OpenTelemetry Reporting

In addition to the standard logging output, this tool also supports reporting metrics to an OpenTelemetry-compatible backend. This can be useful for tracking the performance of the tool over time and configuring monitoring in case backups start to fail.

Configuration is conducted through the use of environment variables:

OTEL_EXPORTER_OTLP_ENDPOINT=https://your-otel-collector:4317
OTEL_EXPORTER_OTLP_HEADERS=X-API-KEY=your-api-key
OTEL_TRACES_SAMPLER=traceidratio
OTEL_TRACES_SAMPLER_ARG=1.0

Filters

This tool allows you to configure filters to control which GitHub repositories are backed up and which are not. Filters are used within the backups section of your configuration file and can be specified on a per-user or per-organization basis.

When writing a filter, the goal is to write a logical expression which evaluates to true when you wish to include a repository and false when you wish to exclude it. The filter language supports several operators and properties which can be used to control this process.

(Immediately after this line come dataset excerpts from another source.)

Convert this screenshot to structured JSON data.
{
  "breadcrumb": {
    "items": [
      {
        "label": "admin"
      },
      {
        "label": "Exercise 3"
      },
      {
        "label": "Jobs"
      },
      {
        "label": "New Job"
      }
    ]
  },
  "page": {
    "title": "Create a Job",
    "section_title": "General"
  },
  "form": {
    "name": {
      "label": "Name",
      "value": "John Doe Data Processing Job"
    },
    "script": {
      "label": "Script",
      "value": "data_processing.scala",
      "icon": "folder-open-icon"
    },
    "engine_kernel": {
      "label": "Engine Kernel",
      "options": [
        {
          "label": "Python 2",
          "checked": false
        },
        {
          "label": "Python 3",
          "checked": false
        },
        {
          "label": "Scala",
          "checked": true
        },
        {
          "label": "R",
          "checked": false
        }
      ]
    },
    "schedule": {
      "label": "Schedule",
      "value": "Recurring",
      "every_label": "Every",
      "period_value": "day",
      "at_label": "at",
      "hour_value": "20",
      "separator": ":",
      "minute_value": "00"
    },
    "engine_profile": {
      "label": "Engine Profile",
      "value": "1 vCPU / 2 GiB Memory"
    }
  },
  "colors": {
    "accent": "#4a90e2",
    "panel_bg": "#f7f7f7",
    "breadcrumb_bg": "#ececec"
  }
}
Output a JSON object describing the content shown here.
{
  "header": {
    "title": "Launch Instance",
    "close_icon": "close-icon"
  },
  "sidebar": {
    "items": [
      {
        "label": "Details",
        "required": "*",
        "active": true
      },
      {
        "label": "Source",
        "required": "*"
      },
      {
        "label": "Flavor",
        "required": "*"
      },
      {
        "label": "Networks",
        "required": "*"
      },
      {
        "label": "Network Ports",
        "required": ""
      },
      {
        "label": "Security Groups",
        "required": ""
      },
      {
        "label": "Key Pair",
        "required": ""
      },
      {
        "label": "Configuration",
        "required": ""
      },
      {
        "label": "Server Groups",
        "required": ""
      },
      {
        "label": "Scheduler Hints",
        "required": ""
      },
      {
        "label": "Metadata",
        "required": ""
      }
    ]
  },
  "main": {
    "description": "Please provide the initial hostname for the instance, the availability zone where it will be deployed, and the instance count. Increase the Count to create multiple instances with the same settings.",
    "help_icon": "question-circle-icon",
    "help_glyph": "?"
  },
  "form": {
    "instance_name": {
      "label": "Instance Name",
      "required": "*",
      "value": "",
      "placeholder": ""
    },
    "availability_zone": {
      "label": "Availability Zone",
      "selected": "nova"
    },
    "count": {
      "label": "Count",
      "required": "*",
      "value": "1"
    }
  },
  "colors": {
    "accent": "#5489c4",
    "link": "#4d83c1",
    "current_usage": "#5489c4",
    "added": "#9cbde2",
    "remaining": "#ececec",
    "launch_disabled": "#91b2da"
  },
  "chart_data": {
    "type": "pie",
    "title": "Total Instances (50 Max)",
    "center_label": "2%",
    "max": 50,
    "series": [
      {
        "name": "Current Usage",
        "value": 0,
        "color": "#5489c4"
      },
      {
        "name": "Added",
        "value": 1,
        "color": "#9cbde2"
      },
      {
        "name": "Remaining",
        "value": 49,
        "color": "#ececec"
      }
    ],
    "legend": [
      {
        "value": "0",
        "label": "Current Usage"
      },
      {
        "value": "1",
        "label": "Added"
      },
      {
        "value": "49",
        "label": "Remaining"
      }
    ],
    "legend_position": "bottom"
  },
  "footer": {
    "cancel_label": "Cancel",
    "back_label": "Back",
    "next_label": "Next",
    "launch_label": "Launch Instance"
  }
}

Here are some examples of filters you might choose to use:

  • !repo.fork || !repo.archived || !repo.empty - Do not include repositories which are forks, archived, or empty.
  • repo.private - Only include private repositories in your list.
  • repo.public && !repo.fork - Only include public repositories which are not forks.
  • repo.name contains "awesome" - Only include repositories which have "awesome" in their name.
  • (repo.name contains "awesome" || repo.name contains "cool") && !repo.fork - Only include repositories which have "awesome" or "cool" in their name and are not forks.
  • !release.prerelease && !asset.source-code - Only include release artifacts which are not marked as pre-releases and are not source code archives.
  • repo.name in ["git-tool", "grey"] - Only include repositories with the names "git-tool" or "grey".